New Zealand musicologist

Richard Charteris (born June 24, 1948) is a New Zealand born Australian musicologist.

==Life and career==
Born in the Chatham Islands, New Zealand, Richard Charteris graduated from Victoria University of Wellington with a BA in 1970. He then pursued graduate studies at the University of Canterbury where he earned a MA in 1972 and a doctorate in 1976. His doctoral dissertation was on 16th century English composer John Coprario.

Charteris was a research fellow at the University of Sydney from 1976–1978 and again from 1981–1990. In between these two periods he was a research fellow at the University of Queensland from 1979–1980. He served as a senior research fellow (reader) in musicology at the University of Sydney from 1991–1994, and in 1995 he was made a professor of musicology at the University of Sydney. In 1990 he was elected Fellow of the Australian Academy of the Humanities.

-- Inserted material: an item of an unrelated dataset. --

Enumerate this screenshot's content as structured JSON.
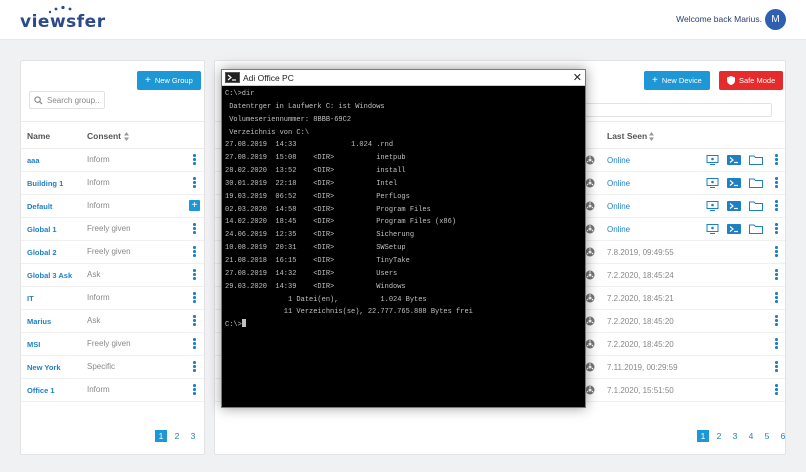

In 2002 Charteris was elected a Fellow of the Royal Historical Society. In 2003 he was awarded the Centenary Medal.

Charteris has published a large number of works, particularly scholarly publications on European music of the 16th and 17th centuries. He is a recognized expert on historically informed performance, and has collaborated with early music ensembles like Paul McCreesh's Gabrieli Consort & Players to make recordings for labels like Deutsche Grammophon, Sony Classical, EMI Classics, and Hyperion among others. He is also a recognized expert on the Music of Venice, and has published critical editions of the works of Giovanni Gabrieli, Giovanni Bassano, Domenico Ferrabosco, Alfonso Ferrabosco the elder, Alfonso Ferrabosco the younger, and Alfonso Ferrabosco III. He has also written extensively on the composers J.C. Bach, Giovanni Croce, Hans Leo Hassler, John Hingeston, Thomas Lupo, Claudio Monteverdi and Adam Gumpelzhaimer.